Over its 40-year history, the Music Gallery has been many things to many people. When it was founded in 1976 by Peter Anson and Al Mattes, it quickly became a hub for collaboration, creative exploration and musical performance. The artists who came were sonic adventurers, mad musical scientists, drawing from many traditions and even inventing some of their own. Their approach to musical innovation and the resulting legacy of their creations lives on in the Music Gallery and its activities today.
From those early days as an artist-run centre, the Music Gallery has led a truly remarkable journey. We have hosted extraordinary international residencies. We have held festivals.
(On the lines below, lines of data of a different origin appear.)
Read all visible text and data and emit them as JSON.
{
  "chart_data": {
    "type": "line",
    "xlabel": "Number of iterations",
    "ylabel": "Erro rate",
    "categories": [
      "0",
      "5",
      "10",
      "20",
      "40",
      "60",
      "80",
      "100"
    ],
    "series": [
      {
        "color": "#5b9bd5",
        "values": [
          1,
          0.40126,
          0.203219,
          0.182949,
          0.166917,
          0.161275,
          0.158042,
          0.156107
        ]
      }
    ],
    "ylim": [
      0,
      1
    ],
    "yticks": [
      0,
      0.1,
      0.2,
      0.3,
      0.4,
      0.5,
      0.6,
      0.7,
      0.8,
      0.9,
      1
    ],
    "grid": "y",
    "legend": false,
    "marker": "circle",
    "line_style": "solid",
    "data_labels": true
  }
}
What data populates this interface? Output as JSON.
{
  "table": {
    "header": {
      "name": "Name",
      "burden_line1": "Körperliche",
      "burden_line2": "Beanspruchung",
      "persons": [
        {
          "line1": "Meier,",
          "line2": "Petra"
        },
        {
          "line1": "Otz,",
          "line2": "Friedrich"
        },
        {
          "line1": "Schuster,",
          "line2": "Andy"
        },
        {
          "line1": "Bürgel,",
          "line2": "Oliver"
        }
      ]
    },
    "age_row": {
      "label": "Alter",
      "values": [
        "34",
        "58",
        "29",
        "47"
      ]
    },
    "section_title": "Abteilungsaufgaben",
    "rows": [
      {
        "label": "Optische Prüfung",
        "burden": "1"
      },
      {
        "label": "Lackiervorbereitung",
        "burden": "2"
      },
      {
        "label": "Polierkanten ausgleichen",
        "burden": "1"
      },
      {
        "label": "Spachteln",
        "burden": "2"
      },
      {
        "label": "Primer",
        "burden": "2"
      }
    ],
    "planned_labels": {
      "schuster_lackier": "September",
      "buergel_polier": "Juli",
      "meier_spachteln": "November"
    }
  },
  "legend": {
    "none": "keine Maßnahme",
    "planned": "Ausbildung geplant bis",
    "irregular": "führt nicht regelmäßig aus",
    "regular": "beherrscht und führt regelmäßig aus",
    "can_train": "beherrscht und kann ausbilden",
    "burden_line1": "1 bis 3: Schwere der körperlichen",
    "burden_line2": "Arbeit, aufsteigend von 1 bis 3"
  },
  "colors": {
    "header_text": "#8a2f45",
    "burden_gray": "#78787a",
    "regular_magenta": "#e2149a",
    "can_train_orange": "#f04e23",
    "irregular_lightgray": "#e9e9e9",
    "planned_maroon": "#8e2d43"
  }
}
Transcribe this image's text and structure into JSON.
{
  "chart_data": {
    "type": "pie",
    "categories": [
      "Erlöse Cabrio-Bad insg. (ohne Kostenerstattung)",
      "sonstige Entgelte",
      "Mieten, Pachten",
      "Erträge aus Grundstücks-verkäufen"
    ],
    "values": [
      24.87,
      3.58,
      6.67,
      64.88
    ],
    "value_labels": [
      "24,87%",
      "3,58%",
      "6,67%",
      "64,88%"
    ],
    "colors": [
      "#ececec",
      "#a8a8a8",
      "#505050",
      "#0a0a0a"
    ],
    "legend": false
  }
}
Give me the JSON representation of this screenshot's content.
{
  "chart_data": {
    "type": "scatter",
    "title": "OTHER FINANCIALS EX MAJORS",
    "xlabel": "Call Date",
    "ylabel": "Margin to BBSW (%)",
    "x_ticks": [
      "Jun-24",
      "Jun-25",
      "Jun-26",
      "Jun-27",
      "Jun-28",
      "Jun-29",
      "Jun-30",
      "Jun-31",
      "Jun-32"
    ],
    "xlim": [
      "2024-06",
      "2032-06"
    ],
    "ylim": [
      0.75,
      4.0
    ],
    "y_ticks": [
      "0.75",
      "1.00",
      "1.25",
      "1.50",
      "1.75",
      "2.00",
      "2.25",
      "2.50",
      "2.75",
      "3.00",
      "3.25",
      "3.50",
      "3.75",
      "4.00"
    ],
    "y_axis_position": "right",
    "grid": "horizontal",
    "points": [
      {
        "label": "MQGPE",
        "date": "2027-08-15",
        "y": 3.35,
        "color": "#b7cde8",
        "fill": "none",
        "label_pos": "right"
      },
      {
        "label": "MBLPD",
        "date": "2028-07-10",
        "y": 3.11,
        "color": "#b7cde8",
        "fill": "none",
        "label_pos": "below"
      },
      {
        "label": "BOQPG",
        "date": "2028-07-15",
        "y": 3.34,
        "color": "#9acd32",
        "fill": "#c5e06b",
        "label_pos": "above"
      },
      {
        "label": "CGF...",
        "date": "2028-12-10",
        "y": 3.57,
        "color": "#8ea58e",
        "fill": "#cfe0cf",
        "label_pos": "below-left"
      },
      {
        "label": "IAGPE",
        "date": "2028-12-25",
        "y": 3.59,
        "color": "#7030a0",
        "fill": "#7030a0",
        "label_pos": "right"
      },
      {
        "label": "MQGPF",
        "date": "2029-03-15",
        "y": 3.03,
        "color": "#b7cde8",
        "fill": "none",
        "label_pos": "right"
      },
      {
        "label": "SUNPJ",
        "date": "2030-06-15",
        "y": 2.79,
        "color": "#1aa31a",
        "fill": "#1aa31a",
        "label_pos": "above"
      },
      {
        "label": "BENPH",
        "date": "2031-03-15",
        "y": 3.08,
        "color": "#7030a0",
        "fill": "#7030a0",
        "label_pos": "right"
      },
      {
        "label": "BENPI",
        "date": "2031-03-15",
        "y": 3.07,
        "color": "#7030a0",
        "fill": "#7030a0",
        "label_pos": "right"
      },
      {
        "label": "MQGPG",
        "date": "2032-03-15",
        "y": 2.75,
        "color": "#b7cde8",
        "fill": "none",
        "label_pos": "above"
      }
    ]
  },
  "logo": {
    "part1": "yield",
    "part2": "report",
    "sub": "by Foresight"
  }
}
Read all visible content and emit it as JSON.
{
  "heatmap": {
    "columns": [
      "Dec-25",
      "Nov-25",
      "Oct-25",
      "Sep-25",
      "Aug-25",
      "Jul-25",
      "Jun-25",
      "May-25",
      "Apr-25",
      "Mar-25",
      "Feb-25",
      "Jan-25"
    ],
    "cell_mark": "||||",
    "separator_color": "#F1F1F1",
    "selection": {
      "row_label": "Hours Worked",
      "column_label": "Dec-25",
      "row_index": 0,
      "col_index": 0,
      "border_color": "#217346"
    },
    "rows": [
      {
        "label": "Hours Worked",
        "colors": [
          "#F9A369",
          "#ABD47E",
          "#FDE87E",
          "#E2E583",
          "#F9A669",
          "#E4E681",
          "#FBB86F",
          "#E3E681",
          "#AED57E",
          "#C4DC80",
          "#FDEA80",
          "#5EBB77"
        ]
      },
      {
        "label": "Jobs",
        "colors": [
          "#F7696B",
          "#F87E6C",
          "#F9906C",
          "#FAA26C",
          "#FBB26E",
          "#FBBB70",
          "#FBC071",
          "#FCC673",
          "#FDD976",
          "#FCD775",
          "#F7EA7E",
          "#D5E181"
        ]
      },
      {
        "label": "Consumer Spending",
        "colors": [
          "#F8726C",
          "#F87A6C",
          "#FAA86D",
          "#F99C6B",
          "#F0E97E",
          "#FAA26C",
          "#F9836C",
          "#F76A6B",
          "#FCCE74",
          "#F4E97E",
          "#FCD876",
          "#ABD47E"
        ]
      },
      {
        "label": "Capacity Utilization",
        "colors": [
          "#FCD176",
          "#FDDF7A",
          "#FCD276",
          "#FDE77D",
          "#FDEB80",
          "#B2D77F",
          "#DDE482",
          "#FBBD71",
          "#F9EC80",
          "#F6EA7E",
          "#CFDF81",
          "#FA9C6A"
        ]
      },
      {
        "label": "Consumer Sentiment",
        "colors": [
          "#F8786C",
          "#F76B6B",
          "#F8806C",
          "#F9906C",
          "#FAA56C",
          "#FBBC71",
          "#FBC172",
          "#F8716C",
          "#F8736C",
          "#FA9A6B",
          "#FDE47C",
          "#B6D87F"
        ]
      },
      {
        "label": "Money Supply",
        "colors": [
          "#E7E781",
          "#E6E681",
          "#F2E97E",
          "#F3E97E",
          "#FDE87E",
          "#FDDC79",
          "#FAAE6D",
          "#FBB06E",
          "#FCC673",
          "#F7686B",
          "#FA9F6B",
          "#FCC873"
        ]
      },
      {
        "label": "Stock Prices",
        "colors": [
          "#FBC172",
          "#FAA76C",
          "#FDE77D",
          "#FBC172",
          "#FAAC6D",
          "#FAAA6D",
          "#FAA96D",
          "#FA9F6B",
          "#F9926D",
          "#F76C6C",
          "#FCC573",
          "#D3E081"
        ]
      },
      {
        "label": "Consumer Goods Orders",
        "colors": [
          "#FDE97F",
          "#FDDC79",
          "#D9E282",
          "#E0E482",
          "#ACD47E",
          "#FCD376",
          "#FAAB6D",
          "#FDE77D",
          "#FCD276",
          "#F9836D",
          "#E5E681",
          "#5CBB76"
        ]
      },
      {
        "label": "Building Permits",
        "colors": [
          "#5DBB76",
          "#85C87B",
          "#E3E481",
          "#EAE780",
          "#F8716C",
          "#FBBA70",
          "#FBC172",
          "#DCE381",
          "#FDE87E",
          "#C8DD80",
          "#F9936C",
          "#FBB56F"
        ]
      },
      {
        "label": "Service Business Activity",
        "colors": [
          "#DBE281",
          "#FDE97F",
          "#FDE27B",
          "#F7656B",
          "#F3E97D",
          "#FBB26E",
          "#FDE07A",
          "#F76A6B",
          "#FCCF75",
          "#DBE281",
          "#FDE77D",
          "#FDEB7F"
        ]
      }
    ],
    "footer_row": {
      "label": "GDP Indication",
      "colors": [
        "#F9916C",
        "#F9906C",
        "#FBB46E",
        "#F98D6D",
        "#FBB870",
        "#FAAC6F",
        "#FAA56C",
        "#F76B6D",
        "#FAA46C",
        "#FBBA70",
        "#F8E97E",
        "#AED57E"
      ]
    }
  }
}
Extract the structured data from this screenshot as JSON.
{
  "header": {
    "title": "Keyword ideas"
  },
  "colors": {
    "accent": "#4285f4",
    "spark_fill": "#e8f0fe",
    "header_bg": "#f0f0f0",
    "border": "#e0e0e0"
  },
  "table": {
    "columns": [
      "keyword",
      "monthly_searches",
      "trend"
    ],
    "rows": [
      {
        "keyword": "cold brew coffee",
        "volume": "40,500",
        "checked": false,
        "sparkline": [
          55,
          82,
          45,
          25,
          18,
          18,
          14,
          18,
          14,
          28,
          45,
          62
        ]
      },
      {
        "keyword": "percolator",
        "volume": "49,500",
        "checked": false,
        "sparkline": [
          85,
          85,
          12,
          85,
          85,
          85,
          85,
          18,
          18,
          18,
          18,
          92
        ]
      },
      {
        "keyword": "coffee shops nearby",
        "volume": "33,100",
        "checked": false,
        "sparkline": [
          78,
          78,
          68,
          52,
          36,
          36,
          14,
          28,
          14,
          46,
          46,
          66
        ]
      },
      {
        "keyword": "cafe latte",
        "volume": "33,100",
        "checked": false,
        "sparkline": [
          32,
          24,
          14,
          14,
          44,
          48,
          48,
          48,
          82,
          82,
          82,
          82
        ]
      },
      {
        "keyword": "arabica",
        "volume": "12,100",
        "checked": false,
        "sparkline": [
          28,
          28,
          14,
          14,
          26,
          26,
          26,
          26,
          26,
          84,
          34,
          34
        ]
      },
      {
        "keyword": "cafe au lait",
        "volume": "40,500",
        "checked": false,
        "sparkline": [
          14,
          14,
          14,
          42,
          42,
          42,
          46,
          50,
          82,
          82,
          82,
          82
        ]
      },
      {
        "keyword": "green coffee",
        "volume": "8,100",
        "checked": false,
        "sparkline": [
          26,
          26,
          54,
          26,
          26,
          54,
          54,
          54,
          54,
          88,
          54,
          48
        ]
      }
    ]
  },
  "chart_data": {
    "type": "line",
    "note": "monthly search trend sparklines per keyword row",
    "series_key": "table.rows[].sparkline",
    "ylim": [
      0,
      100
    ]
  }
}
We helped introduce Musicworks—a magazine devoted to promoting experimental music—and ran Music Gallery Editions—a record label that published recordings from our live performances as well as collections of Iroquois and Inuit music, folk music from Tadoussac, Quebec, and some of the earliest recordings of whale song.
We have been a concert hall, a workshop, a recording studio and a clubhouse. And at times we have struggled—for a season, we were homeless. At least twice, financial troubles nearly destroyed us. Through the ups and downs, through successes and failures—throughout four wild decades—the Music Gallery never lost its commitment to the music and the artists who make it.
In the photo (left to right): Peter Anson, Michael Snow, Casey Sokol, Nobuo Kubota, Bill Smith, Graham Coughtry, Alan Mattes, Larry Dubin.